For some of your students who have green thumbs, this science fair project will be perfect for them. In this project, they will need to examine the importance of microorganisms in plants by testing different rates of plant growth among plants grown in sterile versus non-sterile soil.
Heat is known to kill microorganisms in the soil. So keeping that in mind, students can then examine the importance of soil microorganisms by comparing growth among plants grown in soil that has been heat sterilized in the oven and soil that has not been heat sterilized.
While the basic premise of this project is simple, it'll also be a great opportunity for students to develop and test their own hypotheses. For example, students can test what temperature is most effective at killing microorganisms in the soil by placing different soil samples in the oven at different temperatures.

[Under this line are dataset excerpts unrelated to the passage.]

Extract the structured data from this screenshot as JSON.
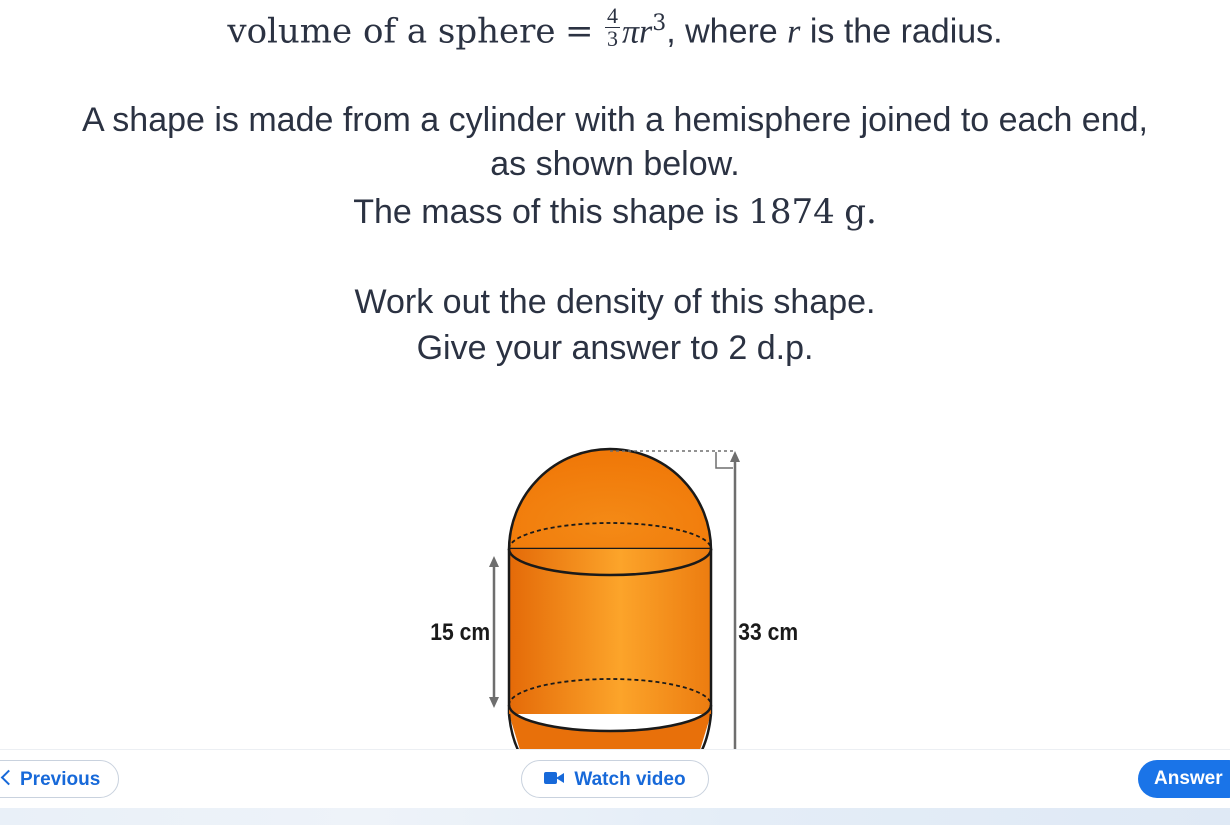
{
  "formula": {
    "lhs": "volume of a sphere",
    "equals": "=",
    "frac_num": "4",
    "frac_den": "3",
    "pi": "π",
    "var": "r",
    "exp": "3",
    "suffix": ", where",
    "r_symbol": "r",
    "tail": "is the radius."
  },
  "question": {
    "line1": "A shape is made from a cylinder with a hemisphere joined to each end,",
    "line2": "as shown below.",
    "mass_prefix": "The mass of this shape is",
    "mass_value": "1874",
    "mass_unit": "g.",
    "line4": "Work out the density of this shape.",
    "line5": "Give your answer to 2 d.p."
  },
  "diagram": {
    "label_cylinder_height": "15 cm",
    "label_total_height": "33 cm",
    "colors": {
      "orange": "#f7921e",
      "orange_dark": "#e8700a",
      "outline": "#1a1a1a",
      "arrow": "#6e6e6e"
    }
  },
  "footer": {
    "previous_label": "Previous",
    "video_label": "Watch video",
    "answer_label": "Answer"
  }
}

Other possibilities include testing the effect of sterilization on different types of plants or adding other organisms, such as worms, to the soil.
Which animals have their genomes sequenced?
Although hands-on experiments make for great science fair projects, secondary research can serve as an excellent low-budget alternative. Secondary research refers to compiling and summarizing already existing data – and all you need for it is a computer with internet access.
One interesting topic for secondary research is genome sequencing. Genome sequencing refers to the process of figuring out the order of all the thousands of nucleotides that make up an organism’s DNA.
For this project, students can gather information simply by searching through Google. Alternatively, the government also provides easily searchable databases containing a wealth of information on sequenced genomes. For example, the National Center for Biotechnology Information provides an easy-to-search genome sequence database.
To search this database, simply enter an animal’s common name (e.g. “dog”) and hit enter to search. Have your student put together a data table that includes genome sequencing details for each animal.
Frequently Asked Questions
I have budget restrictions. What projects can my student do for free?
Secondary research (described in the DNA section above) is a perfect no-cost option for a science fair project where your students would only need a computer with internet access. If they don’t have one at home, they can visit the school's computer room or use the computers available local library (provided that their library has a makerspace).